There’s nothing inherently wrong with this messaging but, again, it can seem robotic, especially in the wake of unrest. It leaves the elephant standing in the room—unaddressed. 

Shifting messaging to engaged prospects: 

  • If there are huge stressors outside of work that we are all facing—address that elephant in the room! 
  • Add a human element to your messaging. What personal challenges are you tackling? 
  • Using humanizing language like “How are you holding up?” “I remember you mentioned X” to show that you are listening and engaged rather than on auto-pilot mode. 
  • Offer something of value (ex. a donation on their behalf, links to helpful resources, or even a small gift card for a lunch on you!).
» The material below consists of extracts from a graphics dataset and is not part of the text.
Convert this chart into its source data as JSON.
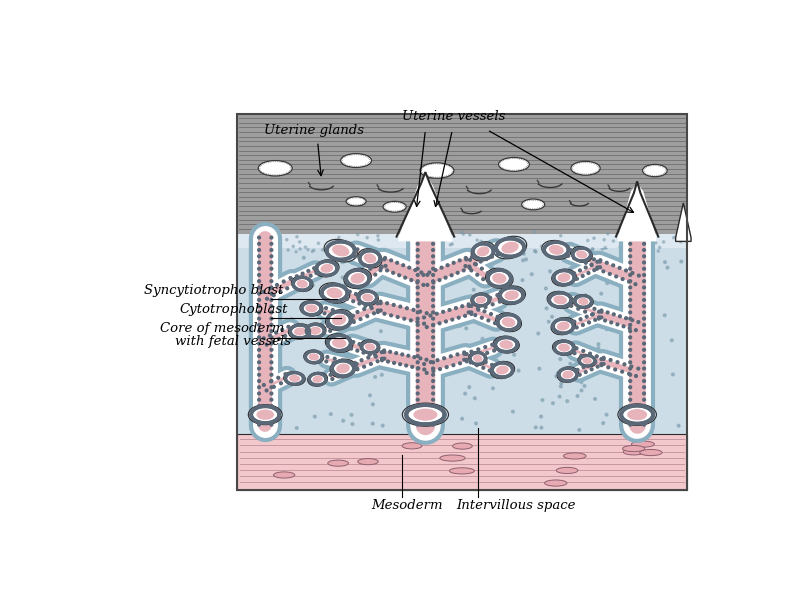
{
  "background_color": "#ffffff",
  "fig_width": 8.0,
  "fig_height": 6.0,
  "labels": {
    "uterine_glands": "Uterine glands",
    "uterine_vessels": "Uterine vessels",
    "syncytiotrophoblast": "Syncytiotropho blast",
    "cytotrophoblast": "Cytotrophoblast",
    "core_mesoderm_1": "Core of mesoderm",
    "core_mesoderm_2": "with fetal vessels",
    "mesoderm": "Mesoderm",
    "intervillous_space": "Intervillous space"
  },
  "colors": {
    "uterus_gray": "#9e9e9e",
    "uterus_line": "#6a6a6a",
    "blue_space": "#ccdde8",
    "blue_border": "#8aafc0",
    "pink_core": "#e8b4bc",
    "pink_mesoderm": "#f2c8cc",
    "white": "#ffffff",
    "outline": "#2a2a2a",
    "dot": "#5a6878",
    "stipple": "#7a9aaa"
  }
}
Relating empathetically to customers 

Lastly, we’ll talk about customers (arguably the most important group). This is the relationship where there should be an existing level of trust that needs to be maintained and built upon. The reality is that a lot of companies are cutting their spending right now, and it's possible that your tool or service could be on the chopping block.

The principle we’ll focus on at this stage is: give first. 

Finding creative ways to be a value add to them during this time, beyond just what your product does for them from a business standpoint, is huge for strengthening this kind of relationship. The traditional messaging outreach with standing customers centers around ‘business as usual.’ 

Usually this sounds like, “ Hey how’s it going? How is your team? Let's talk about what’s new with our features, potential renewal or up-sell discussions.” 

Those are still points that need to be addressed, but the way that we go about addressing them can drastically change your customers impression. But when business isn’t as usual this type of messaging won’t work. It will leave customers feeling disregarded and put you at greater risk if cutbacks do come. 

Applying empathetic messaging to existing customers: 

  • Again, addresses the elephant. Starting off with vulnerable language such as “This is a tough time for all of us, how are you holding up?” 
  • If it’s a possibility for your business, provide discounts or special offers, especially for your customers that may be hurting based on their industry. 
  • Ask, “Is there anything I can do personally to support you?”
  • Provide them with templates and resources that could be helpful or relevant to their role. 

You can see throughout the customer journey how important it is to really take a look at communications and make sure that empathy is present at each stage. Customers may not remember what the subject line of your cold email was or exactly what the small gift card you gave them was for, but they will remember how those acts of empathy made them feel. The sentiment will stick. These personalized subtleties in your language will strengthen your relationships and ultimately benefit your business.